# Speech recognition

I do not know much about speech recognition. I do not know what is the state of the art. But years ago I was playing a bit with it and I would like to throw an idea our there, maybe somebody picks it up, maybe it turns out useful, or maybe it is already being used. Please tell me. It can be used for not just speech recognition, but any general audio pattern recognition, or any signal pattern recognition.

The basic idea is to observe that human hearing works by first cochlea doing physically a frequency transform. Hairs of different lengths resonate to frequencies in the audio input. Stronger a particular frequency is in the input, stronger will be a signal for that hair. A stronger signal in neurons does not mean a larger amplitude of the action potential, but more of them. So a stronger signal for a particular frequency means that more impulses will go over that neuron. More impulses mean a higher frequency of those impulses. So brain has to learn not directly from the input audio, but from changes of frequency of the signal for each frequency in the input audio. If brain is recognizing patterns from that, we should too.

A common way to analyze signals is to do a frequency transform and try to learn about properties of the signal from there. But the issue is that most signals change through time, including speech, but a frequency transform tells us just an average presence of frequencies at the interval we are looking at. There are other ways how are people trying to address this and they might be compatible with my idea, but to keep it simple we will just use a basic frequency transform as a primitive.

We can take a small interval window (which window function exactly is another parameter here) and slide it through the input signal and compute frequencies as we are sliding. We can visualize the result for an audio of few spoken vowels into the following spectrogram.

But we can also move a window very slowly, sample by sample in the original input audio. Then we get for each frequency a new signal corresponding to how this particular frequency has been changing on average inside this window (I used a 30 ms long rectangular window). An example of such new signal is depicted with green border on the spectrogram above. Now, to use my idea, we run a frequency transform on these signals for each frequency again. As a result we get for each frequency in the input audio what are frequencies of changes of that frequency. To me this is similar to a derivative of a derivative, a second derivative.

As na experiment, I ran this on recordings of individual speech sounds. In this case I simply computed the second frequency transform over the whole new signal for each input frequency. But we could be doing windowing and sliding again, to determine how sounds are changing through time.
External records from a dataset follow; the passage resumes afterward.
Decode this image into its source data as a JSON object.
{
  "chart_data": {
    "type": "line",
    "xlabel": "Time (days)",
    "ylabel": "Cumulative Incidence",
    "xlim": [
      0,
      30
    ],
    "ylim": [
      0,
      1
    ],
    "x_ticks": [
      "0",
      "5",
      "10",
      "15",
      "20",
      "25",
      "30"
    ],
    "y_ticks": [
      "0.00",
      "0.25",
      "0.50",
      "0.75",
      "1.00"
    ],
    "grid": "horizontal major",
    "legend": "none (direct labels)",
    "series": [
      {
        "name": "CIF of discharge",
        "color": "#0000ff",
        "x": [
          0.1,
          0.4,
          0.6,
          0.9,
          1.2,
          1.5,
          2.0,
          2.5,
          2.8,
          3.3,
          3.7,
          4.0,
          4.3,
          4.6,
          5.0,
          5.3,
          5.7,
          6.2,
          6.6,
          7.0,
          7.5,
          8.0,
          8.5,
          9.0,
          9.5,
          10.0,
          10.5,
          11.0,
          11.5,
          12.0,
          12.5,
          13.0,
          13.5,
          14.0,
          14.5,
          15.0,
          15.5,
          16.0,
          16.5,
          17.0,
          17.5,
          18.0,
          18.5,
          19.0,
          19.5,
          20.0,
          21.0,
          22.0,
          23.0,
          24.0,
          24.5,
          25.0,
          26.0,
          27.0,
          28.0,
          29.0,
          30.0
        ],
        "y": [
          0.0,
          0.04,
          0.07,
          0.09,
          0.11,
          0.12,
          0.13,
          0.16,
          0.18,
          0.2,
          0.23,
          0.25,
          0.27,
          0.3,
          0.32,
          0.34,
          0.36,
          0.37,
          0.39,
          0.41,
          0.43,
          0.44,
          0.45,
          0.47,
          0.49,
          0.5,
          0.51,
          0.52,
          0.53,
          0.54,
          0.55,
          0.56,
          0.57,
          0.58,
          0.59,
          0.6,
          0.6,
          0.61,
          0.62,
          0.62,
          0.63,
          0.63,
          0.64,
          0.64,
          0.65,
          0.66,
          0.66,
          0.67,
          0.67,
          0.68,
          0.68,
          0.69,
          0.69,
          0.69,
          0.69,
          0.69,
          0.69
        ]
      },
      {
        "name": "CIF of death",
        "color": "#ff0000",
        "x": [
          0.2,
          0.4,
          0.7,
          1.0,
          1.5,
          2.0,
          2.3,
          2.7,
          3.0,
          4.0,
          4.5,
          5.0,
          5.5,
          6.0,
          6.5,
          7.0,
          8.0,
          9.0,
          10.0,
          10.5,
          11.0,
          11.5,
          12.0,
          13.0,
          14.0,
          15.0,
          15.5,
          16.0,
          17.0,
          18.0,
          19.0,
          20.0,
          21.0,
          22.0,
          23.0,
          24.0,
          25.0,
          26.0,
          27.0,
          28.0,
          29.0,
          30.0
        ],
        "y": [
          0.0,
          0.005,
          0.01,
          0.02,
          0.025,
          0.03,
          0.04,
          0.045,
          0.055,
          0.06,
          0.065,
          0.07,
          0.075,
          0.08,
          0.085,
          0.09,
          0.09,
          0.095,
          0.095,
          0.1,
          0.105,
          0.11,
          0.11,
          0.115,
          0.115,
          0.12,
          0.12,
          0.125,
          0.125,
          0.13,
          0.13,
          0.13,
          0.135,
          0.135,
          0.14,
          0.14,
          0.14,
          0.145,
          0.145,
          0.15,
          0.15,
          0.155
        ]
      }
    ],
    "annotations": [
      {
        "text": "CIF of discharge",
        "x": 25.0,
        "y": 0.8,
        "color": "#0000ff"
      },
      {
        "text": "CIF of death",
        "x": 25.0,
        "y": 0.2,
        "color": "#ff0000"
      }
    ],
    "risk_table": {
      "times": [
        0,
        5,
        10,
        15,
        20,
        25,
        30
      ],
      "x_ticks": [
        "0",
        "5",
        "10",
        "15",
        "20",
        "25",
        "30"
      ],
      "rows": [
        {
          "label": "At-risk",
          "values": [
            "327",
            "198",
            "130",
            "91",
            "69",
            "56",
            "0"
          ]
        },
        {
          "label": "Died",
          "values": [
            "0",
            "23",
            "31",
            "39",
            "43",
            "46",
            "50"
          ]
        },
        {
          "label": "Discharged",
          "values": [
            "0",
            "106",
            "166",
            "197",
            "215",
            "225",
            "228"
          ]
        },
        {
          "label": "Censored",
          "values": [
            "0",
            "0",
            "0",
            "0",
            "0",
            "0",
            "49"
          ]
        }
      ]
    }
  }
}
When doing a series of such transforms we hit against a problem of frequency resolution vs. time resolution. Shorter the window is, higher time resolution we have, but less frequency resolution we have. For speech we are interested only in a short frequency band inside which humans speak, so we could use different ways to get good frequency resolution at that band, but I simply used recordings made at a 192 kHz sample rate which provided me with more samples so I was able to have a 30 ms window but still reasonable frequency resolution.

For each of multiple samples per sound I made a double transform and visualized results below. On Y axis we have various frequencies from the input (oriented the same as in the spectrogram above, but just band around human speech shown), and on X axis we have power of each frequency of frequency, starting from the left. It seems changes to frequencies are itself at a very low frequency so I am showing only low frequencies. Each image continues far to the right, but does not contain anything visible there.

Visually, they look pretty similar to each other when comparing the same sound, and nicely different when comparing across sounds. This is great! This gives us 555 values (37x15) we can feed into a pattern recognition algorithm. Deep learning or something similar. I will leave to somebody else to test deep learning on this and to determine how to upgrade this one sound recognition to speech recognition when sounds are changing through time. Good luck!